Yet another areal/GENERALITIES

Vidhyanath Rao vidynath at MATH.OHIO-STATE.EDU
Sun Mar 14 18:52:24 UTC 1999


I thank Professor Witzel for a nice summary of the received wisdom in IE
aspectology.  However I remain a skeptic and explaining why takes
much too long. In view of the new rules, we ought to move this off
Indology. I will summarize my objections below. If those interested will
drop me a note, I can start off a round table discussion with a more
detailed explanation. Alternatively, we can use the IE list
(indo-european at xkl.com, admin: ??; you can do it thru
http://www.liguist.org)

Firstly, there is the internal objection, as formulated by Szemerenyi:
The distinction in Slavic based on verbal prefixes is not inherited. The
imperfects of Latin, Armenian, OCS/Bulgarian, Lithuvanian  and Tokharian
are not morphologically similar to the Greek-I-Ir imperfect.
Furthermore, some forms cognate to the latter are found in Armenian and
Slavic >aorists<, as well as the Baltic preterite. The syntax of Greek
and I-Ir differ too much; in particular the pathway from the former to
the latter has not been explained in terms of diachronic syntax.

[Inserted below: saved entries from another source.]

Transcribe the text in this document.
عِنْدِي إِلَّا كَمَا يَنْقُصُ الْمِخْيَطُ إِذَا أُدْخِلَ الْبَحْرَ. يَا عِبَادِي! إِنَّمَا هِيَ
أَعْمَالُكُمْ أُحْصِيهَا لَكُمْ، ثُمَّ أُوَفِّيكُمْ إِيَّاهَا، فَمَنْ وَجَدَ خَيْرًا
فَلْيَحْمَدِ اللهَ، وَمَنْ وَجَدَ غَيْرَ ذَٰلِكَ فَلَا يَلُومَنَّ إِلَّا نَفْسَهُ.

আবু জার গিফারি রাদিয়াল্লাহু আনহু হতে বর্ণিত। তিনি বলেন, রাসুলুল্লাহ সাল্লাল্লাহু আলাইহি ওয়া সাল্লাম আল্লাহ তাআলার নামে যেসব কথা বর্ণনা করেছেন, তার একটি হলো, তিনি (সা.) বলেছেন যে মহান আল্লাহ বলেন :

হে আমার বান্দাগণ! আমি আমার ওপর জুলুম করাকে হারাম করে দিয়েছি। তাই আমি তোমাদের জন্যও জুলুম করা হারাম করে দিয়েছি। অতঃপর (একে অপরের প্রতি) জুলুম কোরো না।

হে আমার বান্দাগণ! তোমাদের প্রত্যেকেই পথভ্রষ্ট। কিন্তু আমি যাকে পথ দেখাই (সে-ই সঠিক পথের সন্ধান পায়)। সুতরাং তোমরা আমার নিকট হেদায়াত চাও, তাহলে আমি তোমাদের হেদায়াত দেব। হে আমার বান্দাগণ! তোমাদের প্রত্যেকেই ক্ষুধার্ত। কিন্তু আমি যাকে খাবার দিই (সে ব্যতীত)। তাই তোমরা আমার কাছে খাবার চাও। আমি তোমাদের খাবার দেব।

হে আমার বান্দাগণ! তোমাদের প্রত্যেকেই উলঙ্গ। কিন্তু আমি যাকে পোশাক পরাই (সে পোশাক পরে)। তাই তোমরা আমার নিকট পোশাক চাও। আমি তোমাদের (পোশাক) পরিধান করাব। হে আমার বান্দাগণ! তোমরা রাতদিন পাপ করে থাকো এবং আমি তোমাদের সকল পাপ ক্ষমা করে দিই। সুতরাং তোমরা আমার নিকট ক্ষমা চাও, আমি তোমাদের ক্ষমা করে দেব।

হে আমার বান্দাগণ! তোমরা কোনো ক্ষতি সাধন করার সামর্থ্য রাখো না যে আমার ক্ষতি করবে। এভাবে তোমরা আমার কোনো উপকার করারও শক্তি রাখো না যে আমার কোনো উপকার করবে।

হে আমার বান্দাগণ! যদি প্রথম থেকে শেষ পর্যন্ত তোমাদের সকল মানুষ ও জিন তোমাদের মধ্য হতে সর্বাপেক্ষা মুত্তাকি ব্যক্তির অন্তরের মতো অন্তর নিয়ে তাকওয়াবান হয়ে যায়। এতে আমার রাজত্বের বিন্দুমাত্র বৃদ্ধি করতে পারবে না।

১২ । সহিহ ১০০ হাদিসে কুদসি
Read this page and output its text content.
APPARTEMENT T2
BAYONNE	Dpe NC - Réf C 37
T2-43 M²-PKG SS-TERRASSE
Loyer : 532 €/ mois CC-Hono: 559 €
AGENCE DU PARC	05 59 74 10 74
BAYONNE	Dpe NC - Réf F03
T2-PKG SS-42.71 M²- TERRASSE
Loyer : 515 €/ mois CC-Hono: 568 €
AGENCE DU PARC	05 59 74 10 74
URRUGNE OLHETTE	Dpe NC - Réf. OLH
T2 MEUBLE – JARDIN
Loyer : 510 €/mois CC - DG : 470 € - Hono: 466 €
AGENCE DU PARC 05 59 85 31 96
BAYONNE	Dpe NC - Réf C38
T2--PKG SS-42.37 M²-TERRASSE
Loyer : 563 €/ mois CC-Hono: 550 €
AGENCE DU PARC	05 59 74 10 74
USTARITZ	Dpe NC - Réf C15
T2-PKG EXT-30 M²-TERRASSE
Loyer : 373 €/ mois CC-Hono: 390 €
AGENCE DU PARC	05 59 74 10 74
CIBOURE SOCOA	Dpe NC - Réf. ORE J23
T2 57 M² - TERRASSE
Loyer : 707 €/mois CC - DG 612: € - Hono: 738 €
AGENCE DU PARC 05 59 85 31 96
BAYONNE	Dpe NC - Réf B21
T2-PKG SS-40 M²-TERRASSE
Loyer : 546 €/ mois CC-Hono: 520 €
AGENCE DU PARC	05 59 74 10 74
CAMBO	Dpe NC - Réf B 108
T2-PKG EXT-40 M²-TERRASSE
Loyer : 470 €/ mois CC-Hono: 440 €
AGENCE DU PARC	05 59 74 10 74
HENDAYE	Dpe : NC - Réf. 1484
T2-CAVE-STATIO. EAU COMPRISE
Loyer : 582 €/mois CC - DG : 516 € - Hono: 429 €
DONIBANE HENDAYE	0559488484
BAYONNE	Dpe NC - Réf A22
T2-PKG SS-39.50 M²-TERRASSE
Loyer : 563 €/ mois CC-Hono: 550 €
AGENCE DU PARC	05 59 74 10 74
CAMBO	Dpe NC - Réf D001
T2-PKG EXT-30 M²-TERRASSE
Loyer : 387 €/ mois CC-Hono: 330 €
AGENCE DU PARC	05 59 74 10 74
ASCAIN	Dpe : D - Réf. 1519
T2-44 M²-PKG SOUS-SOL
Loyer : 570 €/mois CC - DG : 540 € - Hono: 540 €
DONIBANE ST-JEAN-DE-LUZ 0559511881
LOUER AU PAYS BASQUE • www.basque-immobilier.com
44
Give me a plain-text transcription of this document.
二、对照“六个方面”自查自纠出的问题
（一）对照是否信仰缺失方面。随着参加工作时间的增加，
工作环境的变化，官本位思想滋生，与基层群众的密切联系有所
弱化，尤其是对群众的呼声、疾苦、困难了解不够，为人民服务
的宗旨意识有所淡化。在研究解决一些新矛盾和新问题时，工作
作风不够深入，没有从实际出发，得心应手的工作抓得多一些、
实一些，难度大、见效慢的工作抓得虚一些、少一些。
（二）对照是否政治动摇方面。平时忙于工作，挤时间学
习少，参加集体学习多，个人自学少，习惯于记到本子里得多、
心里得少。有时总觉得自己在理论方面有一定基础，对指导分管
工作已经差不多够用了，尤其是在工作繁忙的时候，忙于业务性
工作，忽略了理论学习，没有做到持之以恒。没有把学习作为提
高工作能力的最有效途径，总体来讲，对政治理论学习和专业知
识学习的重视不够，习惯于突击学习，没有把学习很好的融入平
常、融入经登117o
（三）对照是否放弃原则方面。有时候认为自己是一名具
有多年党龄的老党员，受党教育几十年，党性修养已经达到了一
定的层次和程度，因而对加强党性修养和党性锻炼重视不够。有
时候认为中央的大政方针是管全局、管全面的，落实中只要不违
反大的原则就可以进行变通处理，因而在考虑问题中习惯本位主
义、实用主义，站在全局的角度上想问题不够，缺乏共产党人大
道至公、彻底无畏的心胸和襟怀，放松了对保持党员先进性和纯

Secondly there is the external objection: The assumption that a stem
being usable in the present is equivalent to being atelic, common in IE
aspectology, does not apply to many (most?) languages. The presence of
such a feature must be demonstrated by syntactical study of complete
utterances or, for reconstructed languages, by diachronic syntax, before
we can start partitioning stems.

The same goes for the relation between completives and perfectives. My
interest in completives in Indian languages is that here we might be
able to see the evolution. Most of the languages with completives in
Bybee's sample do not have long known records.